Unboundedness of the Sobolev norm of a sequence of functions.

Question

Let $\{f_n\}$ be a sequence of functions that are continuous and lying in $H^k(\mathbb{R}^m)$. Assuming $k>\frac{m}{2}$, and if $f_n \to f$ pointwise, where $f\in H^k(\mathbb{R}^m)$, such that $f$ has points of isolated disconitnuty on a dense set of measure zero. Sobolev embedding says that $f_n$ cannot converge to $f$ under the norm $\|.\|_{H^k(\mathbb{R}^m)}$. I also believe and want to show that $\|f_n\|_{H^k(\mathbb{R}^m)}$ grows unbounded. How can I prove that and also $$\|f_n\|_{H^k(\mathbb{R}^m)} \to \infty$$ Appreciate some suggestions.

Answer 1

This is not an answer but to show what I have worked till now, so that it would help someone who wants to answer. (I am not hoping for any upvotes).

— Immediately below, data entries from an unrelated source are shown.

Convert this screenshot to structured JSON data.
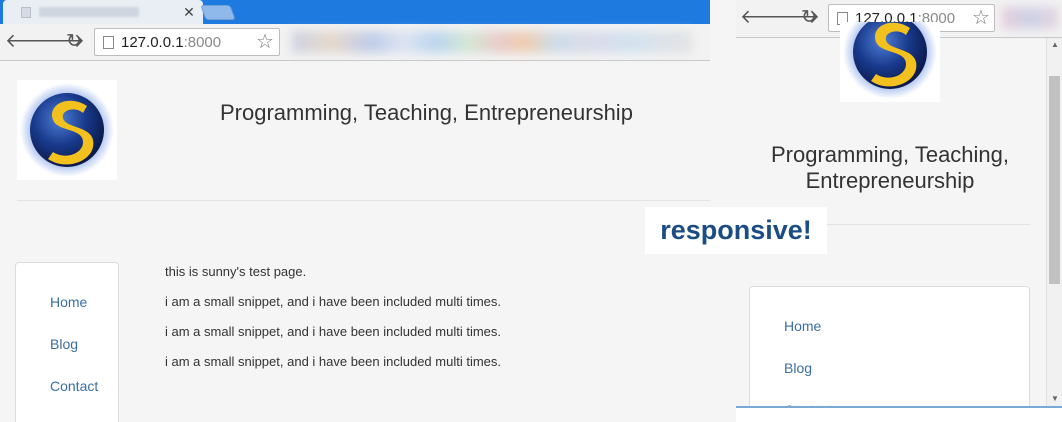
{
  "left_browser": {
    "toolbar": {
      "url_host": "127.0.0.1",
      "url_port": ":8000"
    }
  },
  "site": {
    "title": "Programming, Teaching, Entrepreneurship",
    "nav": [
      "Home",
      "Blog",
      "Contact"
    ],
    "content": [
      "this is sunny's test page.",
      "i am a small snippet, and i have been included multi times.",
      "i am a small snippet, and i have been included multi times.",
      "i am a small snippet, and i have been included multi times."
    ]
  },
  "right_browser": {
    "toolbar": {
      "url_host": "127.0.0.1",
      "url_port": ":8000"
    },
    "title_line1": "Programming, Teaching,",
    "title_line2": "Entrepreneurship"
  },
  "overlay_label": "responsive!",
  "colors": {
    "tabstrip": "#1f7adf",
    "link": "#3a6fa1",
    "overlay_text": "#1b4c85"
  }
}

I can show this, when the points of discontinuity are not dense. I just need to prove for single discontinuity at it would suffice for any number of discontinuities but only when they are not dense. But if I say that it would suffice for the case of points of discontinuity being dense, then it would be a clear case of hand-waving rather than proof. The question puzzling me is, how can I extend it to dense points, by doing a few extra things.

proof :

Consider a sequence of continuous functions $h_n \in C^0\cap H^k(\mathbb{R}^m)$ and let $h_n\to g $ pointwise, where $g$ is a continuous version of $f$ (I mean from equivalence class of $f$). Now we try to construct $f_n$ from $h_n$ by way of adding shrinking bumps of appropriate amplitude, so that $f_n \to f$ pointwise. (Idea is to add a small perturbation in the form of a shrinking bump, to produce a simple discontinuity in the limit function). Lets add a small bump function $\psi(n\boldsymbol{x})$ to $h_n(\boldsymbol{x})$ to form the desired new sequence $$f_n(\boldsymbol{x}) = \psi(n\boldsymbol{x}) + h_n(\boldsymbol{x}) $$ Now we show that, in doing so, we blow up the norm. For simplicity, assume $\psi_n(\boldsymbol{x}) = \psi(n\boldsymbol{x})$ is radially symmetric. With a change of variable $\boldsymbol{t} = n\boldsymbol{x}$ we can easily see that $$\|f_n(\boldsymbol{x}) + \psi(n\boldsymbol{x})\|_{L^2(\mathbb{R}^m)} \to \|f\|_{L^2(\mathbb{R}^m)}$$ But when we consider the other term of the norm, again with a change of variable $\boldsymbol{t} = n\boldsymbol{x}$, we can see that $$\begin{align} \int_{\mathbb{R}^m} |\frac{\partial^k{f_n}}{\partial{x_i^k}}|^2 \mathop{}\!\mathrm{d}^m\boldsymbol{x} & = \int_{\mathbb{R}^m}|\frac{\partial^k{h_n}}{\partial{x_i^k}}|^2 \mathop{}\!\mathrm{d}^m\boldsymbol{x} + 2\int_{\mathbb{R}^m}\frac{\partial^k{h_n}}{\partial{x_i^k}} \frac{\partial^k{\psi_n}}{\partial{x_i^k}}\mathop{}\!\mathrm{d}^m\boldsymbol{x} + \int_{\mathbb{R}^m}|\frac{\partial^k{\psi_n}}{\partial{x_i^k}}|^2 \mathop{}\!\mathrm{d}^m\boldsymbol{x} \\\\ & = \|\frac{\partial^k{h_n}}{\partial{t_i^k}}\|_{L^2}^2 + O(n^{(k-m)}\|\frac{\partial^k{h_n}}{\partial{t_i^k}}\|_{L^2} \|\frac{\partial^k{\psi}}{\partial{t_i^k}}\|_{L^2}) + n^{(2k-m)}\|\frac{\partial^k{\psi}}{\partial{t_i^k}}\|_{L^2}^2\end{align} $$

The last term becomes unbounded, when $k > \frac{m}{2}$.